5. - O produto referido no ponto 3., foi submetido a exame laboratorial e identificado como sendo cocaína (cloridrato) tendo a amostra cofre e o remanescente, respectivamente os pesos líquidos de 587,860 e de 3450,090 gramas enquanto que a tara pesava 566,890 gramas.
6. - A arguida conhecia perfeitamente a natureza e características estupefacientes do produto que lhe foi apreendido.
7. - Produto que aceitara transportar por, para tanto, lhe ter sido prometida a quantia de 12000 euros, tendo-lhe ainda sido entregue previamente a quantia de 800 euros e 200 dólares.
8. - A importância em dinheiro apreendida era parte do lucro que a arguida iria obter com o transporte de tal produto.
9. - Os telemóveis apreendidos destinavam-se a permitir-lhe contactar e ser contactada pelo ulterior destinatário do estupefaciente.
10. - A arguida, é natural da Holanda e não possui residência, emprego estável ou qualquer outra ligação pessoal ou familiar no nosso país.
11. - A arguida agiu livre e voluntariamente.
12. - Bem sabendo que tal conduta lhe estava legalmente vedada.
b) Com relevo para a determinação da medida da pena---
13. - A arguida confessou integralmente e sem reservas os factos de que vinha acusada, mostrando-se arrependida.---
14. - A arguida encontra-se actualmente detida em prisão preventiva, desde 22 de Abril de 2012, à ordem destes autos, no Estabelecimento Prisional de Tires.---
15. – A arguida é cidadã holandesa, tendo sempre vivido no seu país, apesar de nos últimos anos equacionar emigrar para Espanha, dadas as dificuldades económicas e de emprego que vivenciava.---
16. – A arguida residia sozinha num apartamento arrendado, vivendo uma situação financeiramente deficitária, com várias dívidas.
17. – A arguida encontra-se presa há cerca de seis meses, não registando problemas de adaptação nem dificuldades em respeitar/cumprir as normas institucionais. Frequentou diversas aulas/sessões formativas, como bijutaria, guitarra e canto, sendo que de momento participa em reuniões do estudo da bíblia.---
18. – Expressa motivação para reconstruir a sua vida orientando-se sobretudo para as questões laborais, e nesse sentido, coloca a hipótese de emigrar para Espanha, onde afirma que terá melhores possibilidades de emprego/remuneração na sua profissão.
19. – A arguida necessita de aprender a recusar opções de vida desajustadas, resistindo à frustração e à pressão do exterior.---
20 - Não são conhecidos antecedentes criminais à arguida.--- A pretensão da arguida é a de ver reduzida a pena a um “ quantum “ próximo do seu limite mínimo , ou seja a 4 anos ou a 4 anos e 6 meses de prisão , a partir de um circunstancialismo atenuativo que concorre em seu favor e que o tribunal da condenação não valorou em toda a sua amplitude .

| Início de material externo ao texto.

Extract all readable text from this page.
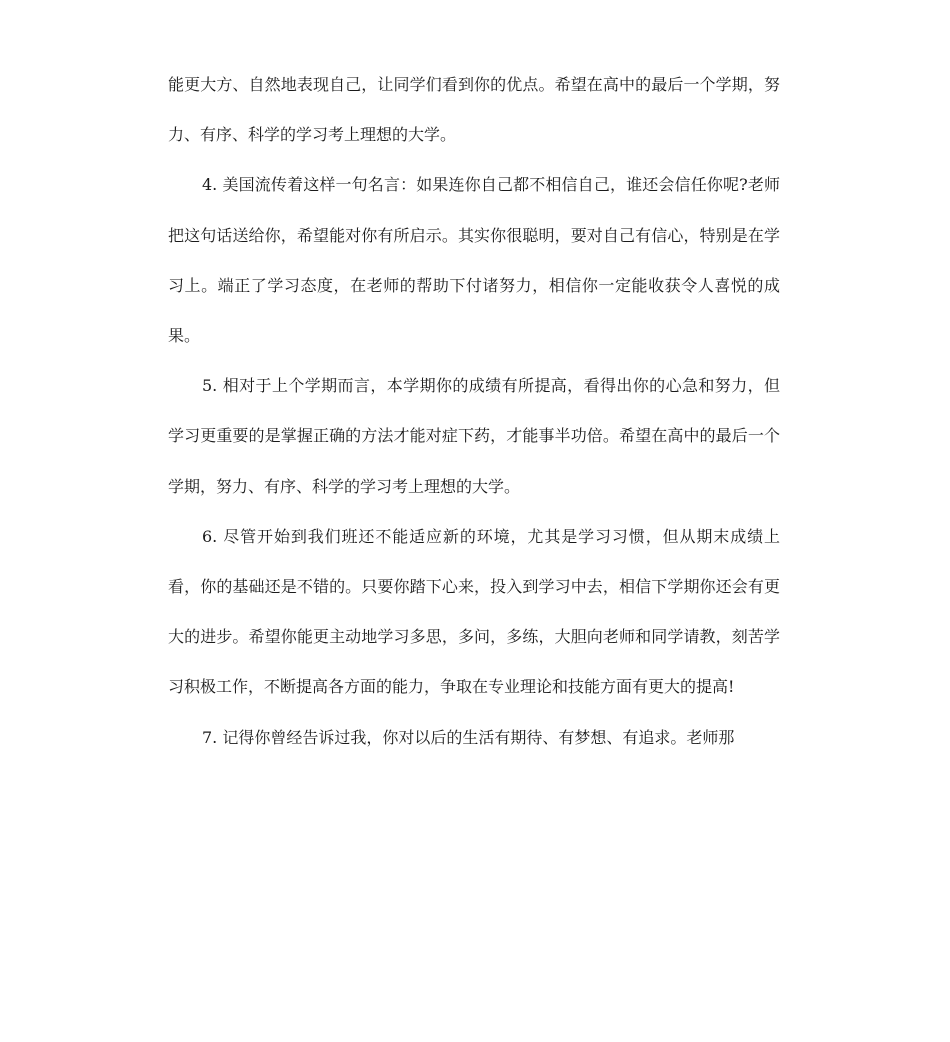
能更大方、自然地表现自己，让同学们看到你的优点。希望在高中的最后一个学期，努力、有序、科学的学习考上理想的大学。

4. 美国流传着这样一句名言：如果连你自己都不相信自己，谁还会信任你呢?老师把这句话送给你，希望能对你有所启示。其实你很聪明，要对自己有信心，特别是在学习上。端正了学习态度，在老师的帮助下付诸努力，相信你一定能收获令人喜悦的成果。

5. 相对于上个学期而言，本学期你的成绩有所提高，看得出你的心急和努力，但学习更重要的是掌握正确的方法才能对症下药，才能事半功倍。希望在高中的最后一个学期，努力、有序、科学的学习考上理想的大学。

6. 尽管开始到我们班还不能适应新的环境，尤其是学习习惯，但从期末成绩上看，你的基础还是不错的。只要你踏下心来，投入到学习中去，相信下学期你还会有更大的进步。希望你能更主动地学习多思，多问，多练，大胆向老师和同学请教，刻苦学习积极工作，不断提高各方面的能力，争取在专业理论和技能方面有更大的提高!

7. 记得你曾经告诉过我，你对以后的生活有期待、有梦想、有追求。老师那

A medida concreta da pena é uma operação complexa porque se trata de converter em magnitudes penais factos , em traduzir os critérios legais de fixação da pena numa certa quantidade dela , o que pode conduzir , no dizer do Prof. Figueiredo Dias , in Direito Penal Português , As Consequências Jurídicas do Crime , pág. 195 , a distonias no seu “ quantum “ exacto , que à jurisprudência cumpre evitar , crescendo , um pouco por toda a parte , escreve aquele autor , a reivindicação da formalização , quanto não mesmo a “ matematização “ da pena , com auxílio informático , se bem que ensaios nesse sentido levados a efeito nos EUA se saldaram em insucesso . Essa formalização da pena deve , no entanto, considerar-se , segundo aquele autor, excluída , atendendo à convergência de factores pessoais , individualizando cada situação , face à sua ilimitada variedade ( cfr, , ainda , o eminente penalista , in op. cit. , pág 196 ) . A operação de fixação da pena concreta é toda ela juridicamente vinculada , sendo susceptível de revista o controle da falta de indicação de factores relevantes para a fixação da medida concreta da pena ou a sua irrelevância , mas não já, para alguns autores , o “ quantum “ em si , a não ser que viole as regras da experiência ou a quantificação se revelar de todo desproporcionada –Cfr. Prof. Figueiredo dias , in Direito Penal Português –As Consequências Jurídicas do Crime ,193 , reservando-se à pena função de um reduto irrevisível , de discricionaridade própria .enquanto que, para outros autores , entre os quais Claus Roxin e Fernanda Palma , são sindicáveis todos os critérios normativos em que assentam as premissas do silogismo judiciário , estes citados por Paulo Pinto de Albuquerque , in Comentário do Código do Processo Penal , 1184 .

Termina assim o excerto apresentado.